Chef Tyler Florence Carves Out His Niche

He's a famous restaurateur and baby-food mogul. And he's happiest in the woods surrounding his home.

By Avital Andrews

June 3, 2015

He's a famous restaurateur and baby-food mogul. And he's happiest in the woods surrounding his home.

Celebrity chef and baby-food mogul Tyler Florence. | Photo by John Lee/Courtesy of Tyler Florence

Tyler Florence, 44, has been on TV for 15 years, hosting shows on the Food Network and appearing on Oprah, Iron Chef, and Good Morning America. He's also a best-selling cookbook author and the cofounder of Sprout, a popular line of organic baby food. When Sierra caught up with him at a natural-products convention, the father of three held forth on how childhood has changed and how he's using a machete to re-create the wilds of his youth.

In his words: 

"I grew up on a cul-de-sac in a subdivision in upstate South Carolina. Behind it was an undeveloped area of the Blue Ridge Mountains that we used to run and play in. In summer, we'd leave in the morning and not come home until the sun went down. My parents didn't know where I was. There was this sense of responsibility where you just got lost outside, and your day was your own. But you knew how to get home—you had this homing pigeon sort of thing that a lot of kids don't possess today. 

"I don't believe in restricting children from technology, but I do believe in balancing it out. So we hike a lot. I spent 14 years in New York City, but now we live on six acres in Corte Madera, California—my wife and I moved west in 2006, when she was pregnant with our son. 

"I'm carving a semi-Tough Mudder trail on our property, which is wooded and hasn't been touched in 100 years. I have a machete I got on Amazon. I don't know what kind it is, but it's a bushwhacker. I'm cutting the briar patches so that we can turn them into something else. I'm also bending young eucalyptus trees into tunnels. I have a long-term vision, but it'll probably change. I've kind of turned mountain goat.

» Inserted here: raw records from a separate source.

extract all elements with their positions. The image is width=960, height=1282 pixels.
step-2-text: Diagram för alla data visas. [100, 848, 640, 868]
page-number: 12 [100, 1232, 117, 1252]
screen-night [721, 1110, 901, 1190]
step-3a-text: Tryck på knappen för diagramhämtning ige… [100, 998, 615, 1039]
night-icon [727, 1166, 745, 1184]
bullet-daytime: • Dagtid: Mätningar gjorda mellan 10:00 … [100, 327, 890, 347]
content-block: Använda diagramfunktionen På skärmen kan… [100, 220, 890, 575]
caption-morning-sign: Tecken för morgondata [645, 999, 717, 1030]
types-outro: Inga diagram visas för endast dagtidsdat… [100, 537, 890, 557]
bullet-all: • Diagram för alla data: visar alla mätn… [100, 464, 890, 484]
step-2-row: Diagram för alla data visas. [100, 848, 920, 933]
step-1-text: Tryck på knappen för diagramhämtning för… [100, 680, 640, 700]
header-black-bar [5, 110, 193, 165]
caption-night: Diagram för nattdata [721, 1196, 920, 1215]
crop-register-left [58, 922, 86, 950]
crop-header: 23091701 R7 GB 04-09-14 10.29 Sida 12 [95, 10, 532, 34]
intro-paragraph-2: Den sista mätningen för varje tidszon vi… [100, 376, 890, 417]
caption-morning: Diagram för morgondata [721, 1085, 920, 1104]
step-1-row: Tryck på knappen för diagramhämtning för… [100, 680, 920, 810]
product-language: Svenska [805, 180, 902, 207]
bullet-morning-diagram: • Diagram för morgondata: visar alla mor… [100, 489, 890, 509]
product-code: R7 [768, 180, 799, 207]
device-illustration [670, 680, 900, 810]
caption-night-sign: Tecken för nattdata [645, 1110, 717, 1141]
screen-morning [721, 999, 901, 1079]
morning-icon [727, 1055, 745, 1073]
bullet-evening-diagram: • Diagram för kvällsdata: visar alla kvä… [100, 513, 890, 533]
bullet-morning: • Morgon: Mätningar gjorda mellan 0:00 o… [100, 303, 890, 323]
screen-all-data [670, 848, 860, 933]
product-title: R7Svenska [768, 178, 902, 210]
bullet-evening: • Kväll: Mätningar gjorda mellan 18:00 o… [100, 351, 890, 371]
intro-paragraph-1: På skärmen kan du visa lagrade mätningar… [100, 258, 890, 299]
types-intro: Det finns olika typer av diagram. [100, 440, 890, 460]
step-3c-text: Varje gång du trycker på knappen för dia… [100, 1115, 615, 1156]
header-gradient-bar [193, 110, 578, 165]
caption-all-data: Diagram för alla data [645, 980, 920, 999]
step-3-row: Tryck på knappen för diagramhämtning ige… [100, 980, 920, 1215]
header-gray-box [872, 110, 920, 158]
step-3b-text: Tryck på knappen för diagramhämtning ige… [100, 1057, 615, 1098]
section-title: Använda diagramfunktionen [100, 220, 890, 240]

"A long time ago, we were at my New York apartment when the idea for Sprout popped up. A friend brought her toddler over, and she had a little jar of something that was absolutely terrible. Every spoonful that went in, her son would spit out. She started crying. So I grabbed a couple of carrots, steamed them, pureed them, and fed it to him. His eyes lit up, and he started grabbing for the bowl. 

"Before Sprout, baby food was classified as a pharmaceutical. As a parent, there was nothing out there that I felt good about buying. It was just gruel. People think that children have no palate. If you give them something that actually tastes good, they'll appreciate you for it. And they'll start developing a palate for a plant-based diet instead of fried salt and carbohydrates. 

"There's a big battle for ownership of the world's food supply. If it's not organic, you can't trust it. If it doesn't have a good, honest story about where it came from, if you can't trace it, then I can't trust it. For us, this is such a baseline conversation that it's not even our most important message. We are that. If you're not, what do you stand for?"